- VHS cover
- Directed by: Aki Kaurismäki
- Screenplay by: Aki Kaurismäki
- Based on: Scènes de la vie de bohème by Henri Murger
- Produced by: Aki Kaurismäki
- Starring: Matti Pellonpää; Évelyne Didi; André Wilms; Kari Väänänen; Christine Murillo; Jean-Pierre Léaud;
- Cinematography: Timo Salminen
- Edited by: Veikko Aaltonen
- Production company: Sputnik
- Distributed by: Finnkino
- Release dates: 18 February 1992 (Berlin International Film Festival); 28 February 1992 (Finland);
- Running time: 103 minutes
- Countries: Finland; France; Sweden; Germany;
- Language: French

= La Vie de bohème (1992 film) =

La Vie de bohème (or The Bohemian Life; Boheemielämää) is a 1992 tragicomedy film directed by Aki Kaurismäki and starring Matti Pellonpää, Évelyne Didi and André Wilms. Kaurismäki's screenplay for the film was loosely based on Henri Murger's influential 1851 novel Scènes de la vie de bohème which has spawned several on-screen adaptations as well as plays and operas, the most notable being Giacomo Puccini's 1896 La bohème.

The film was a critical success earning several awards. FIPRESCI awarded the film the Forum of New Cinema award at the 1992 Berlin International Film Festival. At the 1992 European Film Awards, Matti Pellonpää and André Wilms were awarded the Best European Actor and Best Supporting Actor respectively while Évelyne Didi was nominated for the Best Supporting Actress and the film was nominated for the Best Film Award. Kaurismäki won the Best Director award at the 1993 Jussi Awards. Le Havre (2011) is a follow-up movie to La Vie de bohème having many of the same actors 19 years older.

==Plot==
Marcel is a Parisian poet and playwright who is evicted from his room after he is unable to pay the rent. While roaming the streets, he meets Rodolfo, a painter from Albania who is equally poor and is in the country illegally. They discover they share the same love for art without regard for worldly well-being. They make another friend in Schaunard, an Irish composer who is renting Marcel's former room. The three help each other survive by sharing the little money they obtain in order to maintain a standard of living.
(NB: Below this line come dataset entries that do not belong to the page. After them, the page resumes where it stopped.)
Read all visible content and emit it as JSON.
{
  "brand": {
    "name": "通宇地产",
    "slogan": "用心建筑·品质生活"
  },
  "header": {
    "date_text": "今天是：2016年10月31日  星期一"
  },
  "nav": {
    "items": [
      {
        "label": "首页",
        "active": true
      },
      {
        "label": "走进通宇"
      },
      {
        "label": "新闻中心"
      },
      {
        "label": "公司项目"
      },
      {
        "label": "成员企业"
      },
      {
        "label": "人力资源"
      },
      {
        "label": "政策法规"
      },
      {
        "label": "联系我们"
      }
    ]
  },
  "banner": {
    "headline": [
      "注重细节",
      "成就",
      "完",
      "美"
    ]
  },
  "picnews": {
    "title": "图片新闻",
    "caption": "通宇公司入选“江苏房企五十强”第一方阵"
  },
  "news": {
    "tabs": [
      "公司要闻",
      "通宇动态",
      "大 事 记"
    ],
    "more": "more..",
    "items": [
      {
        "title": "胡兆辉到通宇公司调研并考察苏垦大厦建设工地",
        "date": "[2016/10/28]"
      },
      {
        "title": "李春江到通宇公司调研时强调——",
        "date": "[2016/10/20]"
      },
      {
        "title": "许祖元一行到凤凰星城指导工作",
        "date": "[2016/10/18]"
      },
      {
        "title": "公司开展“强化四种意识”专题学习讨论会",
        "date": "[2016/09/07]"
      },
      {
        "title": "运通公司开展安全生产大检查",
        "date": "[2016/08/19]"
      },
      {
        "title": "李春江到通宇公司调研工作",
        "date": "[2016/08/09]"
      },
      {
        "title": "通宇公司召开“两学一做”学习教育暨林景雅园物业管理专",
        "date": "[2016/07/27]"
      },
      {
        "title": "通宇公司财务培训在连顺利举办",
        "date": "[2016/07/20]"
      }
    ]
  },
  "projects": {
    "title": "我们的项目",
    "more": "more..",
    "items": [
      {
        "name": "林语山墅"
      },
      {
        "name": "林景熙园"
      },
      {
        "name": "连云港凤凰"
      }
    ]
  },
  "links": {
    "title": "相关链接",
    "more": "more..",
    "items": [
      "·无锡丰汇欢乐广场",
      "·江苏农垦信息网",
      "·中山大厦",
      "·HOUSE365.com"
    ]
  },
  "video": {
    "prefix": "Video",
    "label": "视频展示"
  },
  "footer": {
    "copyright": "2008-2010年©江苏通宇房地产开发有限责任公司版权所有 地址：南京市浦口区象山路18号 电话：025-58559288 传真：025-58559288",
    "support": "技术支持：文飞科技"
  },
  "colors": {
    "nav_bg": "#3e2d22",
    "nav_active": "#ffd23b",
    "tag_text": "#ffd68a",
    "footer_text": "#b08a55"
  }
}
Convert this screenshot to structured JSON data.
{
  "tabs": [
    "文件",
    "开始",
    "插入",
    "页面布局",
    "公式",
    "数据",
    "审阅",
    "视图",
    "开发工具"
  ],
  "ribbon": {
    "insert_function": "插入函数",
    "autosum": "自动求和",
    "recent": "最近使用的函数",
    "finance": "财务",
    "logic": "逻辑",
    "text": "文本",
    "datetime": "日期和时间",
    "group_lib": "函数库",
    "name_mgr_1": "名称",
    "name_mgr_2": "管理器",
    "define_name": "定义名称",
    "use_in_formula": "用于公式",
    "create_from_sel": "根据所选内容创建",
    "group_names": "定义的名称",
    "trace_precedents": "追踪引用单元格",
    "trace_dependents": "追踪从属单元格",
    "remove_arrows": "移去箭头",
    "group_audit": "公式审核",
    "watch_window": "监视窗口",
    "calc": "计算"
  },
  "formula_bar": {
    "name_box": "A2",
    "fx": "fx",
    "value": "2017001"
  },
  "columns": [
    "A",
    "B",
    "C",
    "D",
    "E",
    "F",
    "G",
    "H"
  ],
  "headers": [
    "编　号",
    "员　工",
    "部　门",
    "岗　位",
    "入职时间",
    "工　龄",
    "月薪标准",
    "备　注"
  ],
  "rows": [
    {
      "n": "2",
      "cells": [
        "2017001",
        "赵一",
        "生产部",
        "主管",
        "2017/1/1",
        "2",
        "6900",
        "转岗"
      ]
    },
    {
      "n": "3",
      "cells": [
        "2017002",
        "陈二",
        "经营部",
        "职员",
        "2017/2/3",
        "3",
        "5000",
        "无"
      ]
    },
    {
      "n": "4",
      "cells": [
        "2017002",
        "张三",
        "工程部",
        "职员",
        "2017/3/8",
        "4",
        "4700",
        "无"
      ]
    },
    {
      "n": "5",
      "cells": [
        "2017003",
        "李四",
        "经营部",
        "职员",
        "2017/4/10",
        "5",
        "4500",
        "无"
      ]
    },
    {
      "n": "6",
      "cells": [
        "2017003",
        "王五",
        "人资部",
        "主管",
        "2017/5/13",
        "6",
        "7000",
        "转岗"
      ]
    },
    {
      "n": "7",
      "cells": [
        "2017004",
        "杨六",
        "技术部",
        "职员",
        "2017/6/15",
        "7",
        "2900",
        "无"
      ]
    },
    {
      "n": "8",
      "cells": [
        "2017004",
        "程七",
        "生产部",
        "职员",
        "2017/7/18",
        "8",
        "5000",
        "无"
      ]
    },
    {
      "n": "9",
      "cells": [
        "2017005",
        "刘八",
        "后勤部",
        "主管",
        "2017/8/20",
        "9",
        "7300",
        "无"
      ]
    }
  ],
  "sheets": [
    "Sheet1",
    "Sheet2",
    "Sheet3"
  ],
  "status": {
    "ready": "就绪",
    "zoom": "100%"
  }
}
Rodolfo meets Mimi, a poor French girl with whom he falls madly in love. However, he is deported back to Albania. He is unable to return to Paris for six months and, by then, Mimi has found another boyfriend. Rodolfo, Marcel and Schaunard scrape together their food and share a meal to celebrate the feast of All Saints. Mimi shows up and informs Rodolfo that she has left her boyfriend to be with him again, but she is ill and dies the next spring.